Négociations au fédéral: vers une prolongation de la mission Magnette-De Wever

Le Roi Philippe devrait prolonger ce samedi la mission confié à Bart De Wever et Paul Magnette
Le Roi Philippe devrait prolonger ce samedi la mission confié à Bart De Wever et Paul Magnette - © NICOLAS MAETERLINCK - BELGA

En piste depuis le 20 juillet, Bart De Wever et Paul Magnette tentent toujours de forcer une majorité susceptible de soutenir un nouveau gouvernement. Tout cela, il faut le rappeler, sur base du résultat des élections du… 26 mai 2019.

440 jours après le scrutin, les deux présidents de parti ne pourront que répéter au Roi qu’il n’y a toujours pas de quoi former un gouvernement. Même si cela se débloque quelque peu.

Bulle de cinq

Paul Magnette et Bart De Wever ont à présent lié leur sort. Les deux ennemis d’hier sont devenus les alliés d’aujourd’hui. Qui eut cru il y a quelques semaines encore que ce serait finalement le MR qui pourrait être exclu d’un axe PS-N-VA ? Concrétisant ainsi la volonté de la FEB qui dès le lendemain du scrutin en appelait à cette impossible alliance des contraires.

Lors de leur dernière visite au Roi, ce dernier les a installés "préformateurs". On est loin de la période toute récente où Georges-Louis Bouchez exigeait que ces deux-là viennent lui faire rapport !

Le chef de l’État insiste et leur a demandé instamment "de réunir au plus vite les présidents de partis pouvant offrir une large assise à la formation d’un gouvernement".

Huit jours plus tard, le compte n’y est toujours pas mais un "noyau dur" est apparu.
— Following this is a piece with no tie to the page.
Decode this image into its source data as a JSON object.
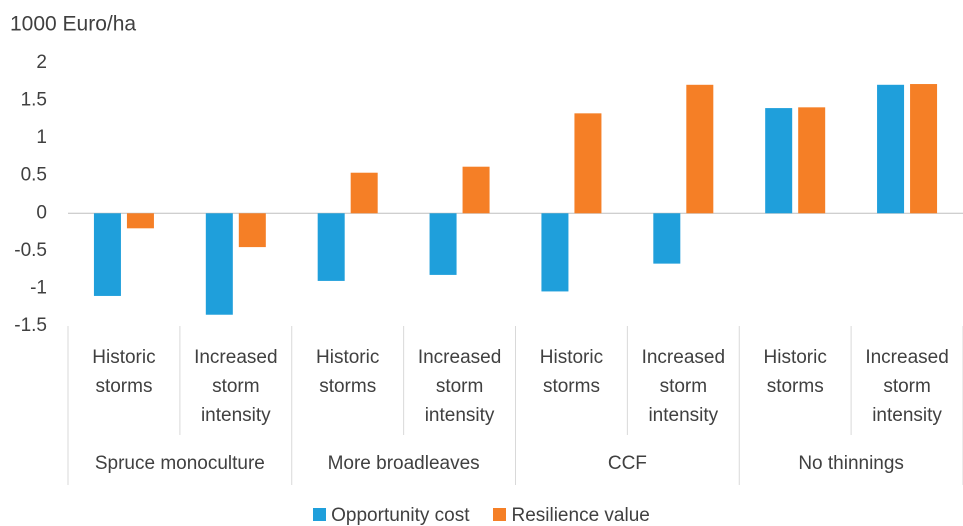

Désormais, autour de l’axe improbable PS-N-VA sont venus se greffer sp.a, CD&V et cdH. Ce que Bart De Wever appelle désormais sa "bulle de cinq".

Donnant-donnant

La crise liée à l’épidémie de coronavirus a changé la donne. La perspective de nouvelles coupes budgétaires a laissé la place à un soutien à des mesures sociales et des aides à distribuer. L’Europe a abandonné son carcan budgétaire strict. Les socialistes ne pouvaient rester en dehors d’un gouvernement à but social, d’où le deal avec la N-VA qui a aussi intégré que sa défaite électorale est en partie liée à la politique trop droitière du dernier gouvernement.

Mais pour les nationalistes, un accord avec le PS passe obligatoirement vers de nouveaux transferts de compétences (justice, police, soins de santé, etc.).
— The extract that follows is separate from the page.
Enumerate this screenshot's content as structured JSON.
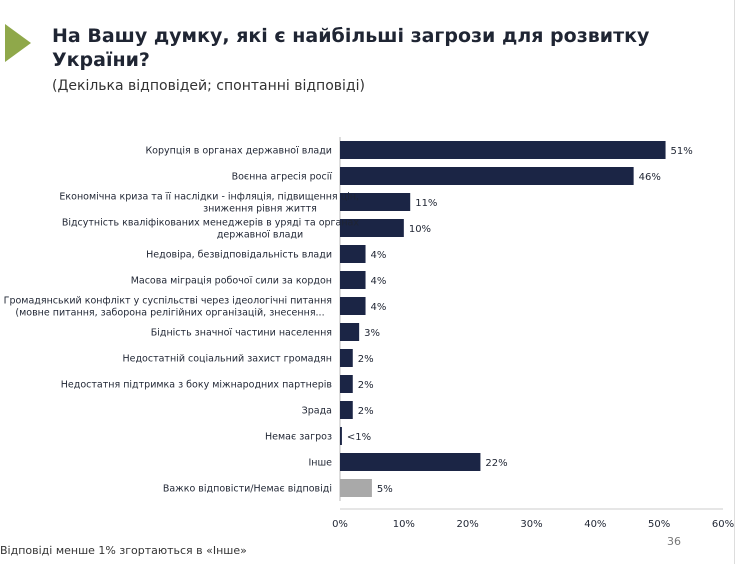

Trois autres formations se sont jointes à cet accord entre les deux "grands". Mais tout cela ne pèse que 69 députés sur 150. Trop court.
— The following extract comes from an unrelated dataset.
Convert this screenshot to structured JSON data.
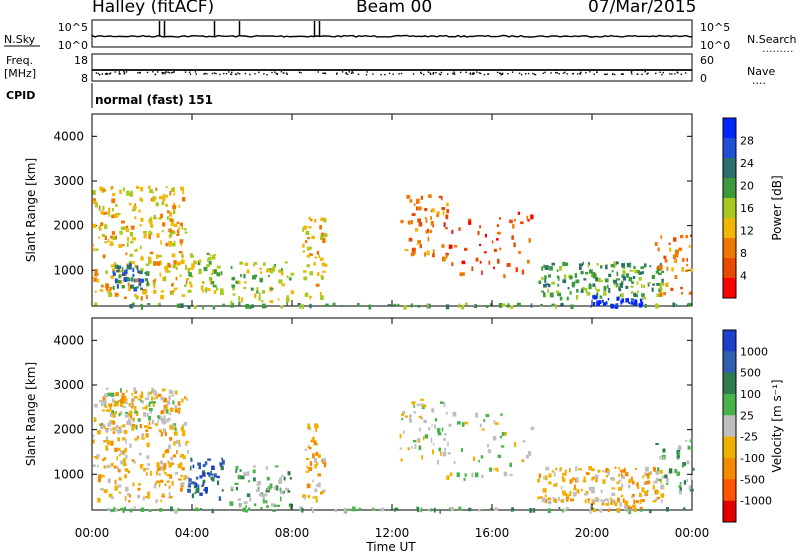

Alors que les libéraux partaient favoris, Bart De Wever a clairement indiqué que le MR sauce Bouchez était indésirable : "Personne n’est encore partisan du MR au gouvernement". Et puisque l’Open VLD a lié son sort à son homologue francophone, il risque de subir le même sort.

Et voilà les écologistes remis en selle ! Les deux préformateurs ont longuement reçu les Verts. Avancées insuffisantes ont estimé ceux-ci mais le contact est maintenu.

Paul Magnette et Bart De Wever ont reçu les présidents des deux partis libéraux ce vendredi après-midi. Une nouvelle consultation des écologistes en début de semaine prochaine n'est pas exclue.

Les deux préformateurs gardent deux fers au feu : une alliance avec les Verts, une alliance avec les Bleus. La première a plus les faveurs de Magnette et De Wever, pour cause d’allergie au MR mais la seconde reste la plus praticable politiquement.

Logiquement, le Palais devrait prolonger la mission des deux présidents.